Moreover, the establishment by Mr. Shuster of an efficient administration, the collection of a regular revenue, the training of an army, the education of the Persians in self-government, would at once remove the plausible excuse which England and Russia had given for interference in Persia in the first place. The English commercial commissions had reported that no civilization existed in Persia; that the Persians were incapable of self-government; and that the powers ought, therefore, to take control. To prove the falsity of this specious plea, to show the world that Persians could establish and maintain a model state according to the most approved western notions, was the prime object of the recent revolutions. The nationalist movement aimed at the cessation of foreign influence altogether, — whether from Russia, England, or Germany mattered little to the Persians, — and at the creation of a state capable of holding them all at bay. If the leaders are in league with Germany, the people certainly are not. The very degree of Mr. Shuster’s success in providing a revenue; the steady and enthusiastic support accorded him by the officials, the Mejliss, and the populace; the manifest hatred of England and Russia evidenced by mass-meetings and processions, by violent denunciations of the foreigner by orators on street corners and priests in the mosques, only convinced the two powers that German influence was even stronger than they thought.
Accordingly, to Russia was assigned the active part in upsetting the new state. She quickly found that Mr. Shuster had committed ‘grave’ offenses against her citizens and consuls, and demanded his dismissal and the payment of indemnity. The determination of the Persians not to yield only showed the powers that they had not gone far enough; the troops were at once ordered forward; and the final ultimatum from the two powers, to which Persia at last acceded, demanded practically the definite recognition of the right of England and Russia to control Persia’s destiny. As a guarantee, the Persians must sign away their financial independence. The allies are demanding heavy money ‘indemnities’ which they will take good care to make large enough to preclude the possibility of their payment without recourse to a large foreign loan. This in turn will be furnished the unfortunate Persians only on such conditions as will effectually mortgage for years to come as many of their resources as can be found not already assigned to foreign syndicates. The powers will do their best to leave no money for future Shusters to collect. The Persians, poor wretches, cannot be allowed to govern themselves well or ill; they are misguided enough to live in a country possessed of strategical importance, and they must take the consequences.
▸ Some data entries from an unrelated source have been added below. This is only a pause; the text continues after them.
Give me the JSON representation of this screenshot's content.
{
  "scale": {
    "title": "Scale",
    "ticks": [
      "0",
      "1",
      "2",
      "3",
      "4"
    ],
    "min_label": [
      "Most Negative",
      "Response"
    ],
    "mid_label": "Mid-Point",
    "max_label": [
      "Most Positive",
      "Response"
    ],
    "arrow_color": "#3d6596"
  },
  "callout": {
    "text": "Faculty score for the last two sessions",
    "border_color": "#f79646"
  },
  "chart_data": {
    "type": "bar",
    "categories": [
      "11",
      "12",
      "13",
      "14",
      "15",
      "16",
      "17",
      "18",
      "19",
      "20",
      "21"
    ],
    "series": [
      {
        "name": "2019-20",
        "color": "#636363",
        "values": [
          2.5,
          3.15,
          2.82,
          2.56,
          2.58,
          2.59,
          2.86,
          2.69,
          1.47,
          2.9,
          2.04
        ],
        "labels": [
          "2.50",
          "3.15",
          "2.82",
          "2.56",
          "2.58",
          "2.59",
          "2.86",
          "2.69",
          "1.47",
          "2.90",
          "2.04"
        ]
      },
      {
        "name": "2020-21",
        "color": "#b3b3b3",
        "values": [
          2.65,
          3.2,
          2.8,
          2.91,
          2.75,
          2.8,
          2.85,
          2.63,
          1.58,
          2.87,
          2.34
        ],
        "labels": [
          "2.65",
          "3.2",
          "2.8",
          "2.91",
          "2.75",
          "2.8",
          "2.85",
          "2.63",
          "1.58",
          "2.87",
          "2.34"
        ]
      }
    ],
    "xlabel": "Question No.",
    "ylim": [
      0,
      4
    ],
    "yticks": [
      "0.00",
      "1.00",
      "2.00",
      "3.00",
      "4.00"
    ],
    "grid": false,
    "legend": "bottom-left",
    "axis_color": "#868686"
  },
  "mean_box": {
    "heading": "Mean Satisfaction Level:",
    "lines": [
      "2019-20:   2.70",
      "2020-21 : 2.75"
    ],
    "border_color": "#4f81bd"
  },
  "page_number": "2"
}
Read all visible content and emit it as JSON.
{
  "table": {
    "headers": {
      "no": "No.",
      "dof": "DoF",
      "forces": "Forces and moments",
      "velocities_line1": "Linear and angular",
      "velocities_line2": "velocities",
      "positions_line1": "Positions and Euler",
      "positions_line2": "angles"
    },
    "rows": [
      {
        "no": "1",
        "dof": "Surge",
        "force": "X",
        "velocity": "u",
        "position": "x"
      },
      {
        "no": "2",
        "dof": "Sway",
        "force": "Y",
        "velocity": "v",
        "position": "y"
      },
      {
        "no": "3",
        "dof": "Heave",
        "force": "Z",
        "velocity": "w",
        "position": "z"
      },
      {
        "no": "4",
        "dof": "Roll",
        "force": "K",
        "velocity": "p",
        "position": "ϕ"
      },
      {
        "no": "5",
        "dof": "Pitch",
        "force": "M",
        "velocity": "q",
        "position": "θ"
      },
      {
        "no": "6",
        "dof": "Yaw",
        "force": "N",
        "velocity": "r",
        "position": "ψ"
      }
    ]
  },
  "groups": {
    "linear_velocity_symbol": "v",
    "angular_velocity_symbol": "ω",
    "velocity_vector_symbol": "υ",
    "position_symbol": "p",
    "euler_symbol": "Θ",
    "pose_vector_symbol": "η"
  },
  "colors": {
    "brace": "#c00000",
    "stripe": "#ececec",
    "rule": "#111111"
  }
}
The outcome does not seem at present to admit of much doubt. France will secure absolute control of Morocco; Italy will keep Tripoli; Russia and England will restore something like the old inefficient rule in Persia unless the Persians themselves force an annexation and partition which England certainly is anxious to avoid. Then the weak link in the German chain, the Balkans, can perhaps be severed by judicious promises, coupled to assurances from Russia of pacific intentions. Austria-Hungary is far from invulnerable. The Magyars have been planning for years a separation of the nations; the Czechs in Bohemia have been in potential revolt for centuries. and only await an opportunity; the Croatian peoples are more than anxious to assert their independence. The death of the present Emperor, likely to occur at any moment, is believed to be the signal for which the malcontents are waiting. Nor is it by any means clear that race-hatred and traditional dislike of Austrian rule would not be the strongest forces in those countries and lead them to take advantage of a state of European war to obtain the objects of national ambition jealously nourished for centuries.
Prussia is by no means popular in southern Germany; the Social-Democrats are vehemently opposed to war; and to carry the German Empire itself solidly for the great scheme, when its main objects should have been made public, might be no easy task even for the self-confident Wilhelm. At best the great scheme rested upon a coalition of many divergent interests which have oftener opposed each other in the past than worked in unison. To sow suspicion, to create discord, to rouse the ‘national’ spirit, and thus to weaken, if not destroy, the entente so carefully built up by Prussia, should be no difficult task.
And there will be plenty of time in which to win such battles with the pen. The German plans are so far from finished, the danger of financial depression, if not of national bankruptcy, is so great, that the German diplomatists have felt it to be imperative to take every possible precaution against, the outbreak of hostilities at present. To this end the Imperial Chancellor has made the most emphatic disclaimers in the Reichstag of any intention on the part of Germany to take hostile action against either England or France within the last six months, and practically pledged his nation to peace for some time to come.
His speech was greeted by incredulous shouts of boisterous merriment from the Conservatives, and by open gestures of disapproval from the Crown Prince. It will be no easy task for the warlike Wilhelm and his aides to restrain the Frankenstein they have been so industriously putting together for the last fifteen years. But it must be done. War of any kind is expensive to-day, and the great scheme means that Germany must finance not only herself but Turkey and the Balkans. After all, as the Saturday Review reminded the English some months ago, ‘We still hold our trumpcard, money; and that for the completion of Turkish plans is absolutely necessary, and can in the end only be obtained on reasonable terms, if at all, from France and Great Britain.' Until the domination of England, France, and America in the financial world can be decisively offset by German capital, little of the great scheme can be executed.